Growing a Box and Whisker Plot
Understanding and creating a Box and Whisker plot is fairly straightforward. Start the process by organizing your data in numerical order (smallest to largest). Once the data is in proper order, find the median point of your data. The median point should divide the data into two halves. To divide the data into quarters, you then find the medians of these two halves.
Calculating Median Value
It is important to note that if you have an even number of values (so the first median was the average of the two middle values), then you include the middle values in your sub-median computations. If you have an odd number of values (so the first median was an actual data point), then you do not include that value in your sub-median computations.

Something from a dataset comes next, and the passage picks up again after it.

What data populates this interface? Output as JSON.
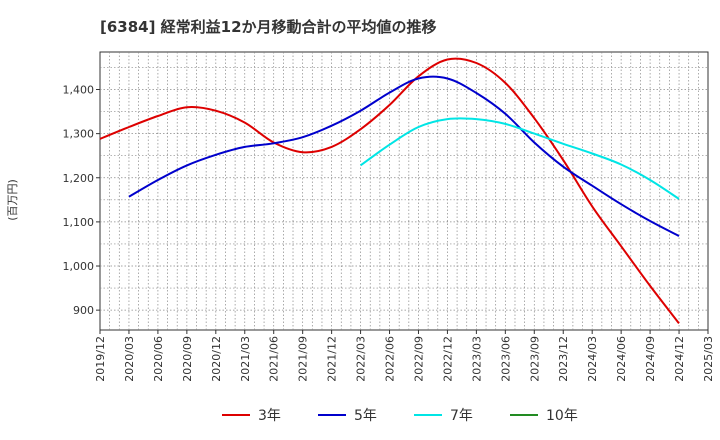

That is, to find the sub-medians, you’re only looking at the values that haven’t yet been used.
Example #1 (odd count of numbers): 2, 3, 5, 7, 9, 10, 15 (median is middle number 7)
Example #2 (even count of numbers): 2, 3, 5, 7, 9, 10 (median is halfway point between 5 and 7, which is 6)
Now, you have three points: the first middle point (the median), and the middle points of the two halves, or the ‘sub-medians’. These three points divide the entire data set into quarters, called quartiles. Then you name the top point of each quartile a ‘Q’ followed by the number of the quarter. As an example, the top point of the first quarter of the data points is “Q1”, and so forth. Note that Q1 is also the middle number for the first half of the list, Q2 is also the middle number for the whole list, and Q3 is the middle number for the second half of the list. You have created the “box” which contains the middle 50% of the data.
Next, we need to calculate the Interquartile Range (IQR), which defines the “whiskers” around the box. The whiskers extend 50% beyond the width of the box (1.5 x (Q3-Q1)) from the median on each side.
Any points in your data set that fall outside of the whiskers is considered an outlier, and is denoted with an asterick (*).
Let’s take a look at an example
Take Advantage of the Tool
The Box and Whisker plot is an effective and easy to read tool. It can summarize data from multiple sources and display them in a single graph! You can also use the Box and Whisker plot to compare data from different categories and thus, understand their relationships. This allows for a simpler decision making process.